Local Government Rating Review submission
The two most thoroughgoing inquiries into Australian municipal rating have proven to be:-
1) the 1965-1967 NSW Royal Commission on Local Government Finance and Land Valuation, under Justice Rae Else-Mitchell, and
2) the 1989 Brisbane Committee of Inquiry into Valuation and Rating, under Sir Gordon Chalk.
Both inquiries came out strongly in favour of Site Value rating (or Unimproved Capital Value rating as it was then known), and both contained extensive reasoning for their respective decisions.
By comparison, in the early 1990s the Municipal Association of Victoria came out with a report whose main criterion appeared to be that “people understand the basis of Capital Improved Value rating” – and the weak case in this lone report favouring CIV rating was astonishingly taken up in a subsequent Victorian Local Government Department rating report.
It had become optional since 1920 for Victorian municipalities to switch the basis of rating from Net Annual Value Rating (NAV) to Site Value (SV) rating in accordance with the reasoning behind credible inquiries and extant State land taxes, and by 1990 most Victorians were located within councils rating on Site Value only, a system that does not penalise site construction and improvement.
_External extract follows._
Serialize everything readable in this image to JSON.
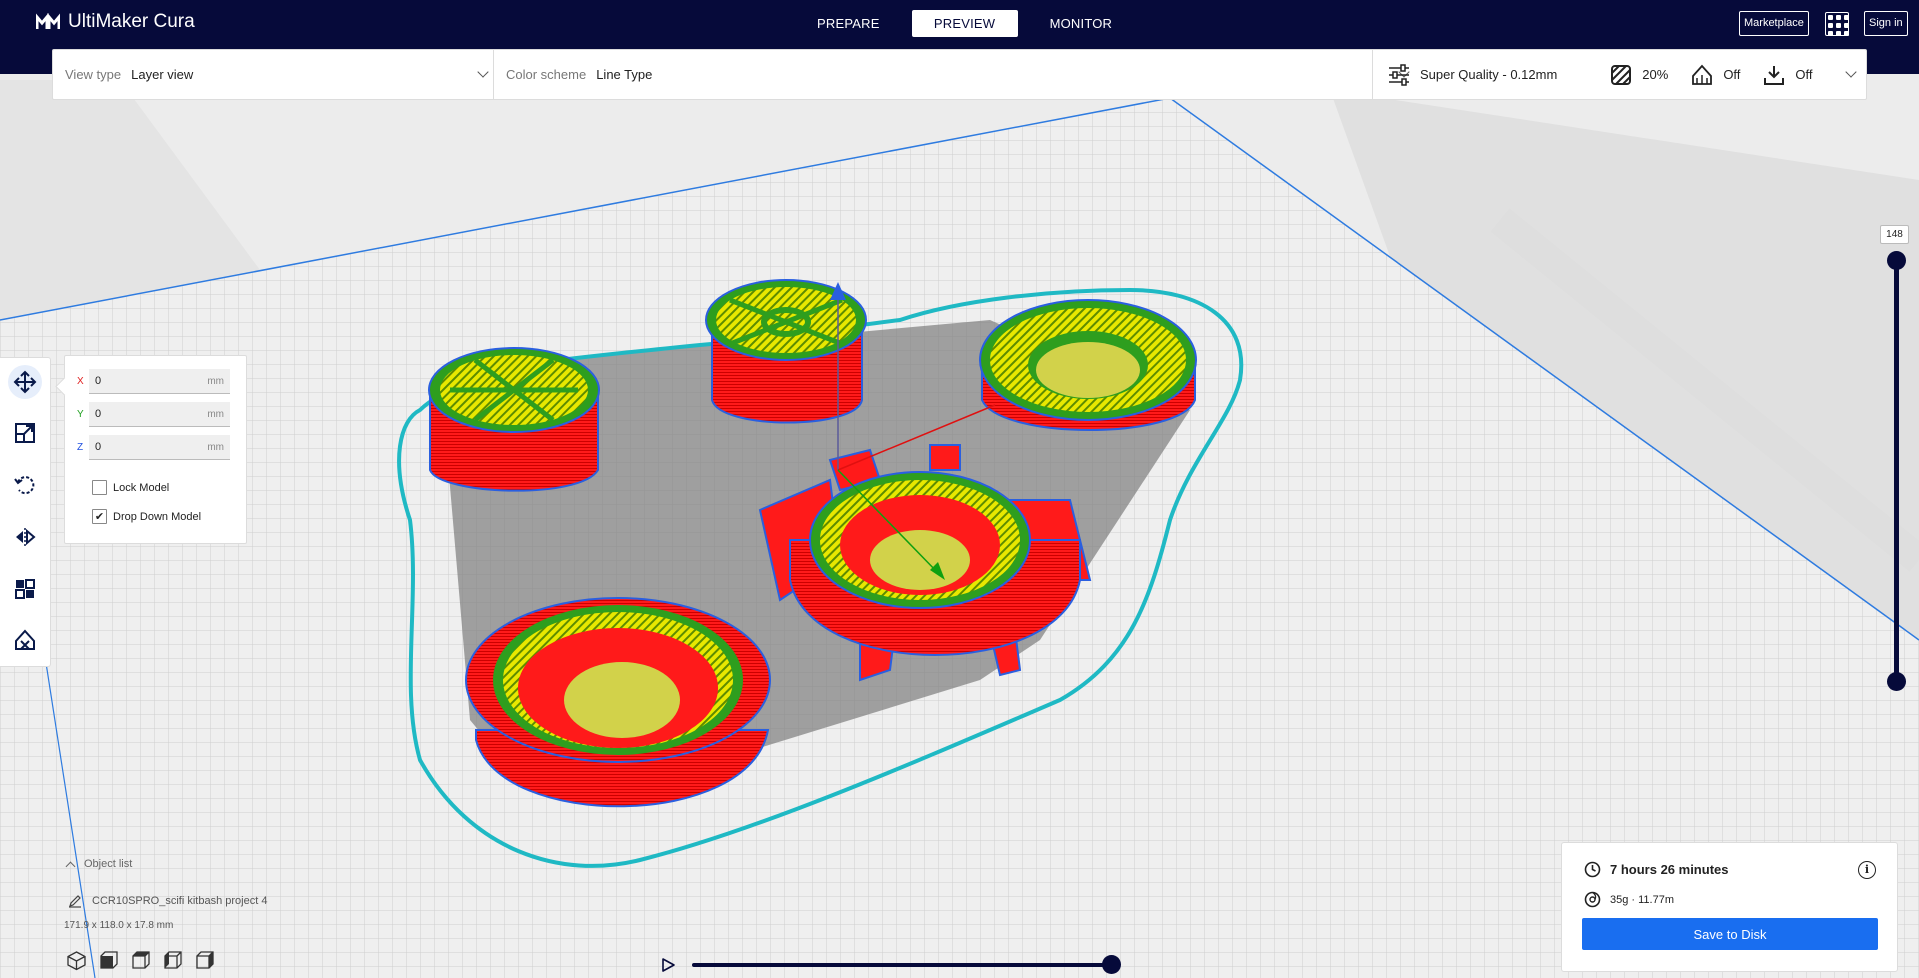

Although some councils made the change on their own volition, most came as a result of ratepayer polls on the preferred rating system.
However, in the early 1990s the Victorian State government proceeded to offer ‘privileges’, including the option to levy ‘differential rates’ (on whatever basis) to those municipalities which were prepared to rate on the Capital Improved Value only – with the eventual result that all councils except two (who remain on NAV rating) were eventually unable to resist the blandishments offered, the City of Monash being the last to transfer from SV to the CIV rating system.
It is all too clear that those people who benefit most from CIV rating are those holding unused or vacant land, or those whose properties are under-improved. SV rating, on the other hand, acts as an incentive to use a site or to dispose of it.
That it is now proposed to remove SV as an optional rating base is remarkable in view of the evidence that in every case since 1920 where a transition had been made to SV, the municipality experienced an uplift in construction activity compared surrounding NAV municipalities. This was shown in all Land Values Research Group studies since 1943, even during periods of recession, and confirmed by visiting Professor Kenneth Lusht in a study “The Site Value Tax and Residential Development” (Lincoln Institute of Land Policy, Cambridge MA, 1992).
In view of the weight of rating regimes studies favouring SV rating, the proposed removal of SV rating as an option appears to be most undemocratic and worthy of further public debate, if not to warrant investigation into the motives behind such a regressive proposal.